Стремясь избежать дальнейших расспросов, Трейси ретировалась в спальню и принялась еще раз проверять, все ли она уложила. Ага, очки для чтения. Она обнаружила их у себя на шее — на цепочке, похожей на бусы.
До нее доносился приглушенный голос Кэмми, приступившей к своему летнему ежеутреннему ритуалу, когда она обзванивала всех своих друзей и знакомых. Джим был на работе, и его не беспокоило, когда там появится Кэмми. Ему было все равно, придет ли дочь вообще. Он все равно будет ей платить. Солнце играло на отполированных до блеска щеках эльфов, резные изображения которых украшали изголовье старой кровати из орехового дерева, когда-то принадлежавшей немецкой бабушке Джима. Трейси натерла кровать полиролью еще вчера, перед тем как отправиться встречать Ливи. Она любила, чтобы в доме царил порядок, даже если ей самой приходилось уезжать.
Зазвонил телефон.
— Это тебя! — крикнула снизу Кэмми. Джим отказывался устанавливать телефон в спальне, поэтому Трейси пришлось перегнуться через перила, чтобы поймать подброшенную Кэмми трубку.

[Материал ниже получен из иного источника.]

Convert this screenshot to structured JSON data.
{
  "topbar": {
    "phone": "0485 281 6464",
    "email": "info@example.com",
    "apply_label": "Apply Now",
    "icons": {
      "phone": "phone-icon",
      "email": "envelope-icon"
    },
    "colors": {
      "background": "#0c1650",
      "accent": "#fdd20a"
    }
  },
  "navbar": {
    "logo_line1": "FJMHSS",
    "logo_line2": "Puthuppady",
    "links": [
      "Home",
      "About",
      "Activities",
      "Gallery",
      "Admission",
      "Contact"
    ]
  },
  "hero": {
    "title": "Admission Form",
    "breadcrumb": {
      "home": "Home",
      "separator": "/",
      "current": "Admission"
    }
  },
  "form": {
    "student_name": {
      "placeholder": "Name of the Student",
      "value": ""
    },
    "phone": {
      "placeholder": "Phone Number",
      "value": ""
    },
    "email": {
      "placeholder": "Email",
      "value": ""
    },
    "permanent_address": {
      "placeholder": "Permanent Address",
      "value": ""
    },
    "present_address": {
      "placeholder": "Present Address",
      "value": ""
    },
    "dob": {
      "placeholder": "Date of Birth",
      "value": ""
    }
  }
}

— ...грыжа,— сказала трубка голосом Дженис, который звучал неестественно приглушенно. Судя по всему, она говорила с мобильного телефона, прикрыв его рукой.
— У Дейва? — уточнила Трейси. — Ты хочешь сказать, что у него грыжа, потому что мы отправляемся отдыхать?
— Я хочу сказать, что у него действительногрыжа. Он корчится от боли. Мы в больнице Святой Анны.
Трейси вздохнула. Супруг ее двоюродной сестры был самым щедрым человеком и одновременно самым большим ребенком в мире. Он ныл и жаловался с того самого момента, когда Дженис объявила, что едет в круиз одна, с подругами. Трейси терзало мрачное подозрение: Дейв притворяется.
— Пусть потерпит,— решительно заявила она.— Тебя не будет всего десять дней. Эмма и Александра — большие девочки. Они могут присмотреть за своим отцом. Да и тетушка Тесс живет в пяти минутах ходьбы.
— Я не могу, — сказала Дженис. — А если у него аппендицит? — Она вздохнула. — Так что напрасно я упаковывалась и готовилась лакать напитки с маленькими зонтиками и прожариваться насквозь...
— Слышать ничего не хочу! Джен, у него есть мать и две взрослые дочери! Ты ведь знаешь, что мать Дейва будет покрепче меня!
Джен молчала. Затем она спросила:
— А ты оставила бы Джима, если бы он нуждался в операции?
Трейси подумала секунду.
— Да, — ответила она. — Если бы это не угрожало его жизни. Джим может о себе позаботиться.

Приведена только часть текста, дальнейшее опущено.